18.06.2010 (fjh)
”Für uns als Hochschule genießen Familienfragen eine hohe Priorität”, betonte Universitätspräsidentin Prof. Dr. Katharina Krause am Freitag (18. Juni) zur Begrüßung des Wissenschaftlichen Beirats beim Bundesfamilienministerium. Schließlich verstehe die
Philipps-Universität das Zertifikat "familiengerechte Hochschule" als Belohnung und als Anreiz für weiteres kontinuierliches Bemühen um Familiengerechtigkeit.
Daher sei es ihr ”eine besondere Freude, dass der Beirat auf Einladung seiner Marburger Mitglieder hier tagt”. Die Professoren Peter Büchner vom Fachbereich Erziehungswissenschaft, Siegfried Keil vom Fachbereich Evangelische Theologie und Hans-Günter Krüsselberg vom Fachbereich Wirtschaftswissenschaften gehören dem Beirat lange Jahre schon an.
Krause freute sich insbesondere, dass die drei Marburger Beiratsmitglieder einen substantiellen Beitrag zum Wissenstransfer in die Entscheidungsgremien hinein leisteten. Dieser Beitrag sei der geisteswissenschaftlichen Tradition der Philipps-Universität verhaftet. Ansonsten werde Wissens- und Technologietransfer meist eher in den Naturwissenschaften verortet.
Anschließend lud Oberbürgermeister Egon Vaupel zum Empfang in den historischen Saal des Rathauses am Marktplatz. ”Auch für die
Universitätsstadt Marburg ist das Thema Familie/Familienfreundlichkeit von hohem Stellenwert", erklärte Vaupel. "Diese Attribute sind Kernbestandteile attraktiver Lebensbedingungen in unserer Stadt.”
Die Stadtverwaltung ihrerseits wolle mit ihrem audit-Zertifikat "Beruf und Familie" ein Signal setzen für andere Arbeitgeber vor Ort. ”Wir legen großen Wert darauf, dass in Marburg Arbeitsbedingungen geschaffen werden, die es Eltern erlauben, Familie und Beruf zu vereinbaren. Flexible Arbeitszeiten sind deshalb ein Muss”, präzisierte der Oberbürgermeister.
Die diesjährige Sitzung des Beirats kreist um das Thema "Generationen-Potentiale“. Im Mittelpunkt stehen die Beziehungen zwischen Großeltern-, Eltern- und der Kinder-Generation sowie die daraus erwachsenden Herausforderungen und Chancen. Zum 40-jährigen Bestehen des Beirats wird im Laufe des Jahres 2010 ein - von Prof. Keil mit dem Beirat erarbeitetes - Kompendium zur Familienpolitik erscheinen, das in Marburg abschließend beraten wird.

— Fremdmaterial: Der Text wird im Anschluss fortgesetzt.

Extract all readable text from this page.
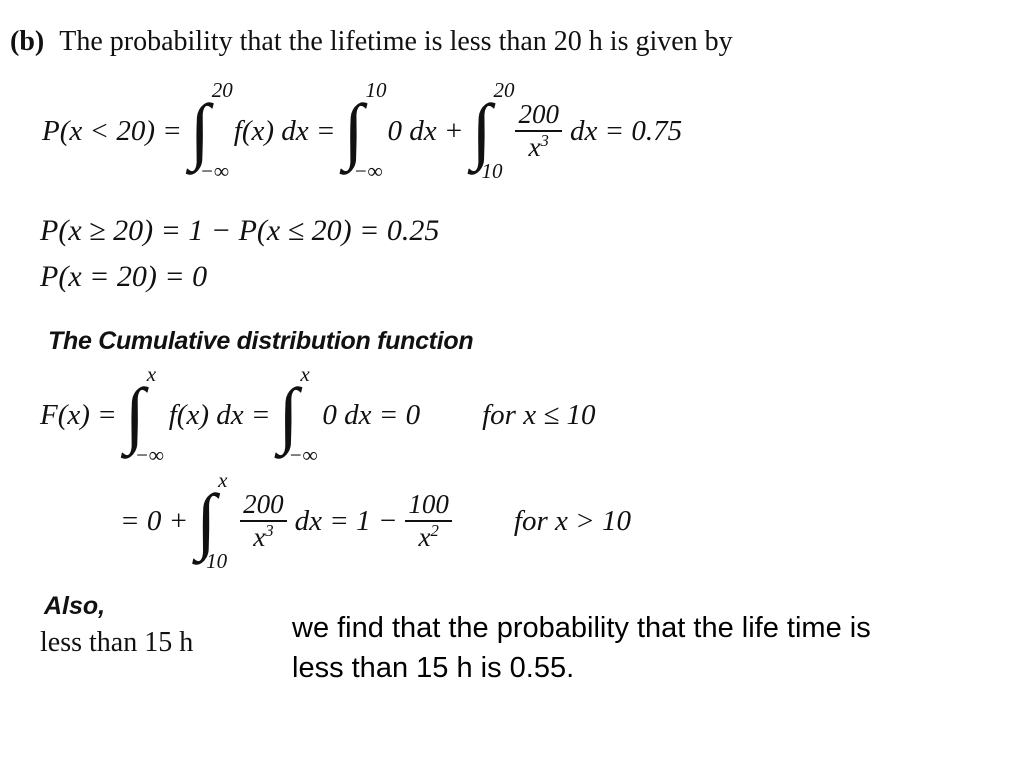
(b) The probability that the lifetime is less than 20 h is given by
P(x < 20) = ∫ 20
−∞
f(x) dx = ∫ 10
−∞
0 dx + ∫ 20
10
$\frac{200}{x^3}$ dx = 0.75
P(x ≥ 20) = 1 − P(x ≤ 20) = 0.25
P(x = 20) = 0
The Cumulative distribution function
F(x) = ∫ x
−∞
f(x) dx = ∫ x
−∞
0 dx = 0 for x ≤ 10
= 0 + ∫ x
10
$\frac{200}{x^3}$ dx = $1 - \frac{100}{x^2}$ for x > 10
Also,
less than 15 h	we find that the probability that the life time is
less than 15 h is 0.55.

Aufgabe des interdisziplinär besetzten Wissenschaftlichen Beirats ist es nach seinem eigenen Selbstverständnis, sich entsprechend der Forderung des Grundgesetzes um den Schutz von Ehe und Familie zu bemühen, sich dazu laufend über die Entwicklung der Lebensverhältnisse zu informieren und dort, wo solche Entwicklungen zu Problemen für Familien führen, diese Entwicklungen zu artikulieren und Empfehlungen zu ihrer Lösung durch Politik und Selbsthilfe in den Familien zu geben. In den letzten Jahren entstanden Gutachten zu den Themen "Leistungen für die nachwachsende Generation in der Bundesrepublik Deutschland“ im Jahr 1979, "Familien mit Kleinkindern“ im Jahr 1980, „Familie und Arbeitswelt" im Jahr 1984, "Leitsätze und Empfehlungen für eine Familienpolitik im vereinigten Deutschland“ im Jahr 1991, "Familie und Beratung“ im Jahr 1993, "Die bildungspolitische Bedeutung der Familie“ im Jahr 2002, "Stärkung familialer Beziehungs- und Erziehungskompetenzen“ im Jahr 2005, "Ganztagsschule - eine Chance für Familien“ im Jahr 2006 und "Bildung, Betreuung und Erziehung für Kinder unter drei Jahren“ im Jahr 2008.